Economic and social participation of vulnerable displaced persons

Project description

Title: Economic and social participation of vulnerable displaced people and local populations in the Caucasus
Commissioned by: German Federal Ministry for Economic Cooperation and Development (BMZ)
Countries: Armenia, Azerbaijan, Georgia
Overall term: 2017 to 2021

Context

In the South Caucasus, internally displaced people (IDPs) and refugees are a particularly vulnerable group. Due to longstanding territorial conflicts in the region, a large part of the population has been displaced. There are currently about 900,000 IDPs in the area, which is roughly seven per cent of the total population. As a result of these frozen conflicts, the situation of IDPs in all three countries is extremely complex and highly sensitive at both domestic and foreign policy levels. Displaced people in the South Caucasus face many difficulties, including finding a balance between integration and attachment to their old homeland, having to abandon their education, coming to terms with being uprooted and dealing with inadequate housing, lack of prospects and the danger of political instrumentalisation. This puts them at a particular disadvantage when it comes to opportunities for economic and social development.

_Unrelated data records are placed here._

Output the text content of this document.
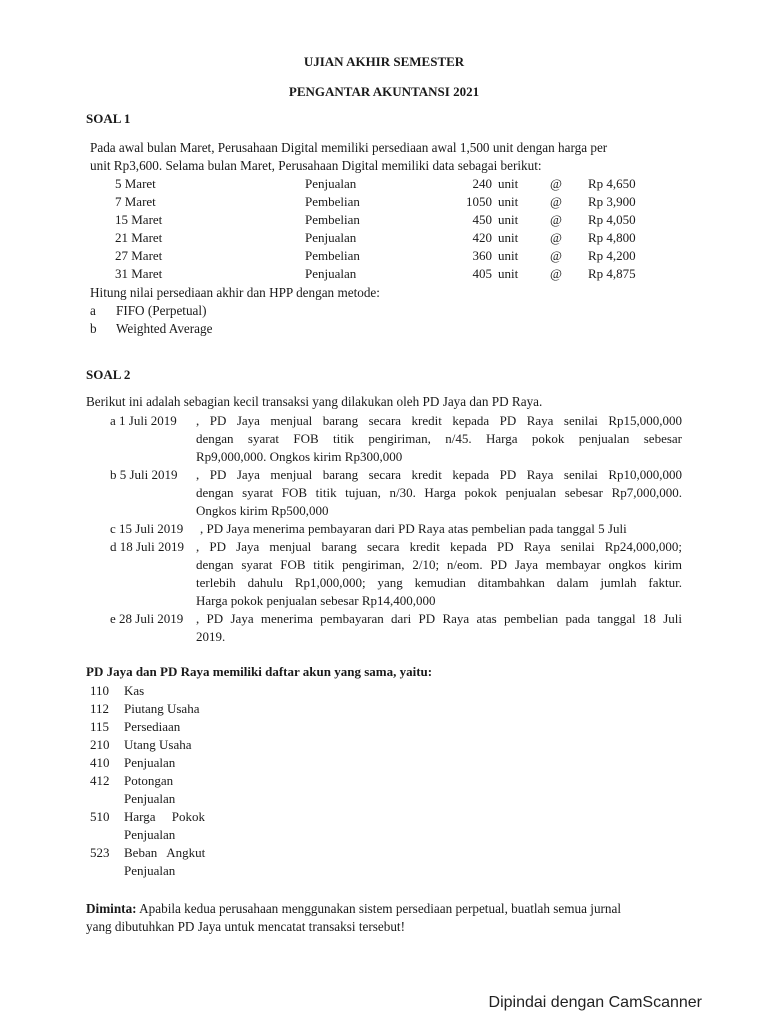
UJIAN AKHIR SEMESTER
PENGANTAR AKUNTANSI 2021
SOAL 1
Pada awal bulan Maret, Perusahaan Digital memiliki persediaan awal 1,500 unit dengan harga per
unit Rp3,600. Selama bulan Maret, Perusahaan Digital memiliki data sebagai berikut:
5 Maret	Penjualan	240 unit @ Rp 4,650
7 Maret	Pembelian	1050 unit @ Rp 3,900
15 Maret	Pembelian	450 unit @ Rp 4,050
21 Maret	Penjualan	420 unit @ Rp 4,800
27 Maret	Pembelian	360 unit @ Rp 4,200
31 Maret	Penjualan	405 unit @ Rp 4,875
Hitung nilai persediaan akhir dan HPP dengan metode:
a FIFO (Perpetual)
b Weighted Average
SOAL 2
Berikut ini adalah sebagian kecil transaksi yang dilakukan oleh PD Jaya dan PD Raya.
a 1 Juli 2019 , PD Jaya menjual barang secara kredit kepada PD Raya senilai Rp15,000,000
dengan syarat FOB titik pengiriman, n/45. Harga pokok penjualan sebesar
Rp9,000,000. Ongkos kirim Rp300,000
b 5 Juli 2019 , PD Jaya menjual barang secara kredit kepada PD Raya senilai Rp10,000,000
dengan syarat FOB titik tujuan, n/30. Harga pokok penjualan sebesar Rp7,000,000.
Ongkos kirim Rp500,000
c 15 Juli 2019 , PD Jaya menerima pembayaran dari PD Raya atas pembelian pada tanggal 5 Juli
d 18 Juli 2019 , PD Jaya menjual barang secara kredit kepada PD Raya senilai Rp24,000,000;
dengan syarat FOB titik pengiriman, 2/10; n/eom. PD Jaya membayar ongkos kirim
terlebih dahulu Rp1,000,000; yang kemudian ditambahkan dalam jumlah faktur.
Harga pokok penjualan sebesar Rp14,400,000
e 28 Juli 2019 , PD Jaya menerima pembayaran dari PD Raya atas pembelian pada tanggal 18 Juli
2019.
PD Jaya dan PD Raya memiliki daftar akun yang sama, yaitu:
110 Kas
112 Piutang Usaha
115 Persediaan
210 Utang Usaha
410 Penjualan
412 Potongan
Penjualan
510 Harga     Pokok
Penjualan
523 Beban   Angkut
Penjualan
Diminta: Apabila kedua perusahaan menggunakan sistem persediaan perpetual, buatlah semua jurnal
yang dibutuhkan PD Jaya untuk mencatat transaksi tersebut!
Dipindai dengan CamScanner
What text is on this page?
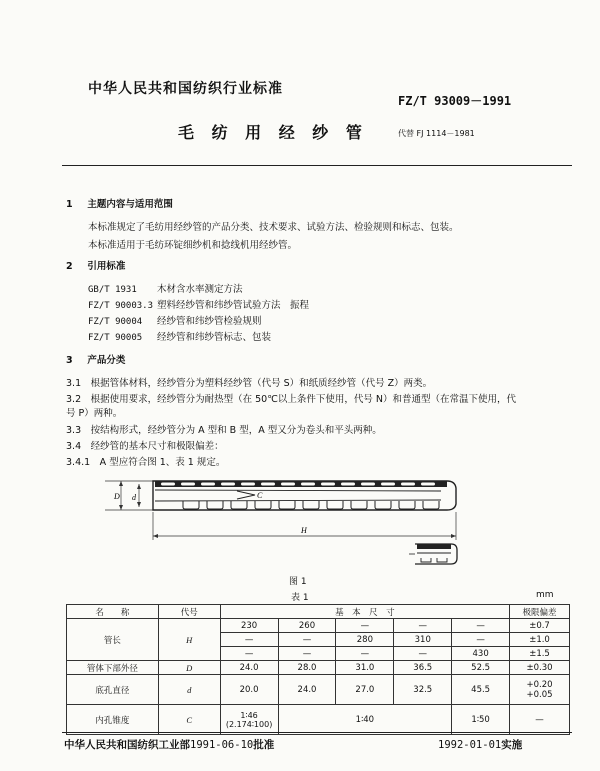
中华人民共和国纺织行业标准
FZ/T 93009－1991
毛 纺 用 经 纱 管	代替 FJ 1114－1981
1 主题内容与适用范围
本标准规定了毛纺用经纱管的产品分类、技术要求、试验方法、检验规则和标志、包装。
本标准适用于毛纺环锭细纱机和捻线机用经纱管。
2 引用标准
GB/T 1931 木材含水率测定方法
FZ/T 90003.3 塑料经纱管和纬纱管试验方法　振程
FZ/T 90004 经纱管和纬纱管检验规则
FZ/T 90005 经纱管和纬纱管标志、包装
3 产品分类
3.1　根据管体材料，经纱管分为塑料经纱管（代号 S）和纸质经纱管（代号 Z）两类。
3.2　根据使用要求，经纱管分为耐热型（在 50℃以上条件下使用，代号 N）和普通型（在常温下使用，代
号 P）两种。
3.3　按结构形式，经纱管分为 A 型和 B 型，A 型又分为卷头和平头两种。
3.4　经纱管的基本尺寸和极限偏差：
3.4.1　A 型应符合图 1、表 1 规定。
D d	C
H
图 1
表 1	mm
名　　称	代号	基　本　尺　寸					极限偏差
管长	H	230	260	—	—	—	±0.7
		—	—	280	310	—	±1.0
		—	—	—	—	430	±1.5
管体下部外径	D	24.0	28.0	31.0	36.5	52.5	±0.30
底孔直径	d	20.0	24.0	27.0	32.5	45.5	+0.20
+0.05

内孔锥度	C	1∶46
(2.174∶100)	1∶40			1∶50	—
中华人民共和国纺织工业部1991-06-10批准	1992-01-01实施
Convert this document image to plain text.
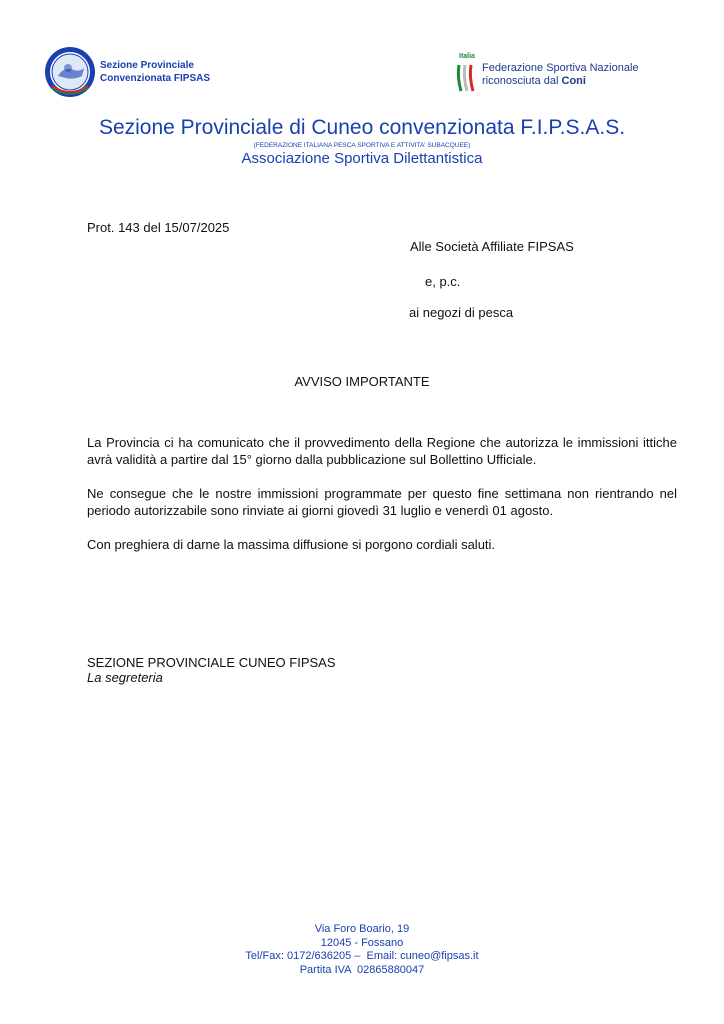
Sezione Provinciale
Convenzionata FIPSAS
Italia
Federazione Sportiva Nazionale
riconosciuta dal Coni
Sezione Provinciale di Cuneo convenzionata F.I.P.S.A.S.
(FEDERAZIONE ITALIANA PESCA SPORTIVA E ATTIVITA' SUBACQUEE)
Associazione Sportiva Dilettantistica
Prot. 143 del 15/07/2025
Alle Società Affiliate FIPSAS
e, p.c.
ai negozi di pesca
AVVISO IMPORTANTE

La Provincia ci ha comunicato che il provvedimento della Regione che autorizza le immissioni ittiche avrà validità a partire dal 15° giorno dalla pubblicazione sul Bollettino Ufficiale.

Ne consegue che le nostre immissioni programmate per questo fine settimana non rientrando nel periodo autorizzabile sono rinviate ai giorni giovedì 31 luglio e venerdì 01 agosto.

Con preghiera di darne la massima diffusione si porgono cordiali saluti.

SEZIONE PROVINCIALE CUNEO FIPSAS
La segreteria
Via Foro Boario, 19
12045 - Fossano
Tel/Fax: 0172/636205 –  Email: cuneo@fipsas.it
Partita IVA  02865880047
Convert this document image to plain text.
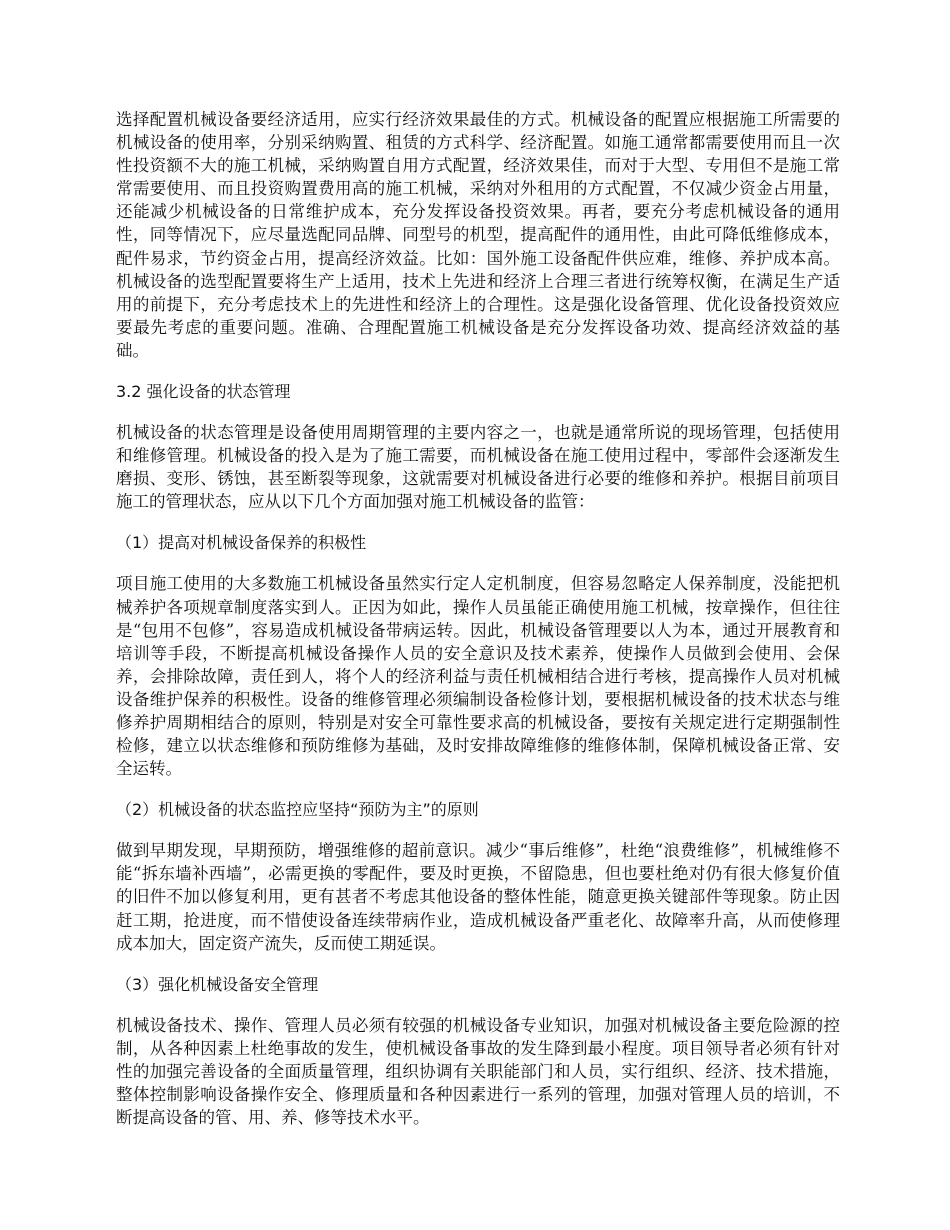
选择配置机械设备要经济适用，应实行经济效果最佳的方式。机械设备的配置应根据施工所需要的机械设备的使用率，分别采纳购置、租赁的方式科学、经济配置。如施工通常都需要使用而且一次性投资额不大的施工机械，采纳购置自用方式配置，经济效果佳，而对于大型、专用但不是施工常常需要使用、而且投资购置费用高的施工机械，采纳对外租用的方式配置，不仅减少资金占用量，还能减少机械设备的日常维护成本，充分发挥设备投资效果。再者，要充分考虑机械设备的通用性，同等情况下，应尽量选配同品牌、同型号的机型，提高配件的通用性，由此可降低维修成本，配件易求，节约资金占用，提高经济效益。比如：国外施工设备配件供应难，维修、养护成本高。机械设备的选型配置要将生产上适用，技术上先进和经济上合理三者进行统筹权衡，在满足生产适用的前提下，充分考虑技术上的先进性和经济上的合理性。这是强化设备管理、优化设备投资效应要最先考虑的重要问题。准确、合理配置施工机械设备是充分发挥设备功效、提高经济效益的基础。

3.2 强化设备的状态管理

机械设备的状态管理是设备使用周期管理的主要内容之一，也就是通常所说的现场管理，包括使用和维修管理。机械设备的投入是为了施工需要，而机械设备在施工使用过程中，零部件会逐渐发生磨损、变形、锈蚀，甚至断裂等现象，这就需要对机械设备进行必要的维修和养护。根据目前项目施工的管理状态，应从以下几个方面加强对施工机械设备的监管：

（1）提高对机械设备保养的积极性

项目施工使用的大多数施工机械设备虽然实行定人定机制度，但容易忽略定人保养制度，没能把机械养护各项规章制度落实到人。正因为如此，操作人员虽能正确使用施工机械，按章操作，但往往是“包用不包修”，容易造成机械设备带病运转。因此，机械设备管理要以人为本，通过开展教育和培训等手段，不断提高机械设备操作人员的安全意识及技术素养，使操作人员做到会使用、会保养，会排除故障，责任到人，将个人的经济利益与责任机械相结合进行考核，提高操作人员对机械设备维护保养的积极性。设备的维修管理必须编制设备检修计划，要根据机械设备的技术状态与维修养护周期相结合的原则，特别是对安全可靠性要求高的机械设备，要按有关规定进行定期强制性检修，建立以状态维修和预防维修为基础，及时安排故障维修的维修体制，保障机械设备正常、安全运转。

（2）机械设备的状态监控应坚持“预防为主”的原则

做到早期发现，早期预防，增强维修的超前意识。减少“事后维修”，杜绝“浪费维修”，机械维修不能“拆东墙补西墙”，必需更换的零配件，要及时更换，不留隐患，但也要杜绝对仍有很大修复价值的旧件不加以修复利用，更有甚者不考虑其他设备的整体性能，随意更换关键部件等现象。防止因赶工期，抢进度，而不惜使设备连续带病作业，造成机械设备严重老化、故障率升高，从而使修理成本加大，固定资产流失，反而使工期延误。

（3）强化机械设备安全管理

机械设备技术、操作、管理人员必须有较强的机械设备专业知识，加强对机械设备主要危险源的控制，从各种因素上杜绝事故的发生，使机械设备事故的发生降到最小程度。项目领导者必须有针对性的加强完善设备的全面质量管理，组织协调有关职能部门和人员，实行组织、经济、技术措施，整体控制影响设备操作安全、修理质量和各种因素进行一系列的管理，加强对管理人员的培训，不断提高设备的管、用、养、修等技术水平。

Despite recent economic growth, all three countries still face the challenge of overcoming poverty and social exclusion, which affects a significant proportion of the population. Displaced people lack access to education and economic development support, are more often unemployed and socially isolated, have lower life expectancy and participate less in society.

Objective

Economic and social participation among disadvantaged displaced people and the local population in the Caucasus has improved.

Approach

This objective will be achieved through measures in the following four fields of action:

  • Supporting the capacity of public authorities to improve the provision of services to vulnerable groups;
  • Strengthening the skills and qualifications of vulnerable groups, with particular emphasis on employability, market-relevant career orientation, job matching, business start-up advice, professional qualifications and psychosocial measures;
  • Developing the local private sector - strengthening the demand for labour and creating opportunities for vulnerable people to take up employment and earn an income;
  • Encouraging community and voluntary engagement to improve local participation, community resilience and social cohesion.

The project, which is known by its abbreviation ‘EPIC’, pursues an integrative approach that benefits all vulnerable population groups and promotes their economic and social participation. The project combines activities to support employability and business start-ups with efforts to strengthen non-profit organisations and civil society, thereby covering various aspects of social participation. All measures are geared to the needs of the target group and include psychosocial support services to build the participants’ capacity to help themselves. By providing advice to state partners, the project also encourages institutions to get involved.

Results

The measures that have been implemented are beginning to bear fruit. Public stakeholders are using their improved capacities to develop and apply demand-oriented approaches for vulnerable population groups. And the beneficiaries of measures to promote employability and entrepreneurship are taking advantage of their improved skills to find jobs or set up businesses. About half of those who have taken part in employment promotion programmes have so far found work. With project support, micro, small and medium-sized enterprises (MSMEs) are optimising their value chains and increasing their productivity, which is creating additional jobs. Social participation has also been given a boost. Through interesting activities, motivation training and new (self-managed) spaces, women and young people in particular are being encouraged and enabled to play an active role in local society. In this way, women’s and youth groups are helping to address local needs, participating visibly in community life and making their voices heard.